Bees use it as a source of food, trees rely on it for reproduction, but why does pollen make so many people sneeze? If you’re one of the millions of Americans who suffers from seasonal pollen allergies, it might be hard for you to enjoy outdoor activities this time in year. In addition to making us sneeze, pollen allergies can contribute to a number of other unpleasant symptoms like watery eyes, coughing and sinus pressure as well. Antihistamines can help to reduce these symptoms, but wouldn’t it be nice if we didn’t have to take allergy medication every day in the spring?
With this in mind, let’s get to the bottom of why pollen can make us sick in the first place.

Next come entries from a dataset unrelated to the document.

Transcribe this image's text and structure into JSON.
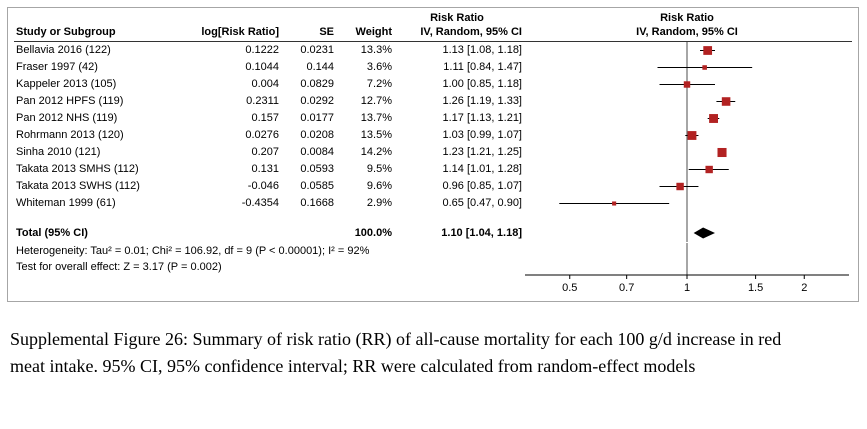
{
  "chart_data": {
    "type": "forest",
    "effect_measure": "Risk Ratio",
    "method": "IV, Random, 95% CI",
    "header": {
      "study_col": "Study or Subgroup",
      "log_col": "log[Risk Ratio]",
      "se_col": "SE",
      "weight_col": "Weight",
      "ci_col_title": "Risk Ratio",
      "ci_col_sub": "IV, Random, 95% CI",
      "plot_col_title": "Risk Ratio",
      "plot_col_sub": "IV, Random, 95% CI"
    },
    "studies": [
      {
        "name": "Bellavia 2016 (122)",
        "log_rr": "0.1222",
        "se": "0.0231",
        "weight": "13.3%",
        "ci_text": "1.13 [1.08, 1.18]",
        "est": 1.13,
        "lo": 1.08,
        "hi": 1.18,
        "weight_pct": 13.3
      },
      {
        "name": "Fraser 1997 (42)",
        "log_rr": "0.1044",
        "se": "0.144",
        "weight": "3.6%",
        "ci_text": "1.11 [0.84, 1.47]",
        "est": 1.11,
        "lo": 0.84,
        "hi": 1.47,
        "weight_pct": 3.6
      },
      {
        "name": "Kappeler 2013 (105)",
        "log_rr": "0.004",
        "se": "0.0829",
        "weight": "7.2%",
        "ci_text": "1.00 [0.85, 1.18]",
        "est": 1.0,
        "lo": 0.85,
        "hi": 1.18,
        "weight_pct": 7.2
      },
      {
        "name": "Pan 2012 HPFS (119)",
        "log_rr": "0.2311",
        "se": "0.0292",
        "weight": "12.7%",
        "ci_text": "1.26 [1.19, 1.33]",
        "est": 1.26,
        "lo": 1.19,
        "hi": 1.33,
        "weight_pct": 12.7
      },
      {
        "name": "Pan 2012 NHS (119)",
        "log_rr": "0.157",
        "se": "0.0177",
        "weight": "13.7%",
        "ci_text": "1.17 [1.13, 1.21]",
        "est": 1.17,
        "lo": 1.13,
        "hi": 1.21,
        "weight_pct": 13.7
      },
      {
        "name": "Rohrmann 2013 (120)",
        "log_rr": "0.0276",
        "se": "0.0208",
        "weight": "13.5%",
        "ci_text": "1.03 [0.99, 1.07]",
        "est": 1.03,
        "lo": 0.99,
        "hi": 1.07,
        "weight_pct": 13.5
      },
      {
        "name": "Sinha 2010 (121)",
        "log_rr": "0.207",
        "se": "0.0084",
        "weight": "14.2%",
        "ci_text": "1.23 [1.21, 1.25]",
        "est": 1.23,
        "lo": 1.21,
        "hi": 1.25,
        "weight_pct": 14.2
      },
      {
        "name": "Takata 2013 SMHS (112)",
        "log_rr": "0.131",
        "se": "0.0593",
        "weight": "9.5%",
        "ci_text": "1.14 [1.01, 1.28]",
        "est": 1.14,
        "lo": 1.01,
        "hi": 1.28,
        "weight_pct": 9.5
      },
      {
        "name": "Takata 2013 SWHS (112)",
        "log_rr": "-0.046",
        "se": "0.0585",
        "weight": "9.6%",
        "ci_text": "0.96 [0.85, 1.07]",
        "est": 0.96,
        "lo": 0.85,
        "hi": 1.07,
        "weight_pct": 9.6
      },
      {
        "name": "Whiteman 1999 (61)",
        "log_rr": "-0.4354",
        "se": "0.1668",
        "weight": "2.9%",
        "ci_text": "0.65 [0.47, 0.90]",
        "est": 0.65,
        "lo": 0.47,
        "hi": 0.9,
        "weight_pct": 2.9
      }
    ],
    "total": {
      "label": "Total (95% CI)",
      "weight": "100.0%",
      "ci_text": "1.10 [1.04, 1.18]",
      "est": 1.1,
      "lo": 1.04,
      "hi": 1.18
    },
    "footnotes": {
      "heterogeneity": "Heterogeneity: Tau² = 0.01; Chi² = 106.92, df = 9 (P < 0.00001); I² = 92%",
      "overall_effect": "Test for overall effect: Z = 3.17 (P = 0.002)"
    },
    "axis": {
      "scale": "log",
      "min": 0.4,
      "max": 2.5,
      "ticks": [
        0.5,
        0.7,
        1,
        1.5,
        2
      ],
      "tick_labels": [
        "0.5",
        "0.7",
        "1",
        "1.5",
        "2"
      ],
      "reference_line": 1
    }
  },
  "caption": "Supplemental Figure 26: Summary of risk ratio (RR) of all-cause mortality for each 100 g/d increase in red meat intake. 95% CI, 95% confidence interval; RR were calculated from random-effect models",
  "colors": {
    "marker": "#b22222",
    "ci_line": "#000000",
    "diamond": "#000000",
    "border": "#a6a6a6"
  }
}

In reality, it’s not actually then pollen that makes us sick, but rather our body’s response to it. When grains of pollen enter the nose, they are sometimes mistaken by our immune systems for harmful bacteria that need to be expelled from the body. At this point, our confused immune systems release chemicals such as histamine that trigger sneezes and mucus production. Allergy medications like antihistamines are designed to suppress these immune responses so we can be in the presence of pollen without suffering a sneezing fit.
Although scientific research has been somewhat inconclusive, some research suggests that eating raw local honey can help combat seasonal allergies by familiarizing our immune systems with the pollen in our area. At the very least, a spoonful of honey in our tea can help to relieve sore throats caused by pollen allergies.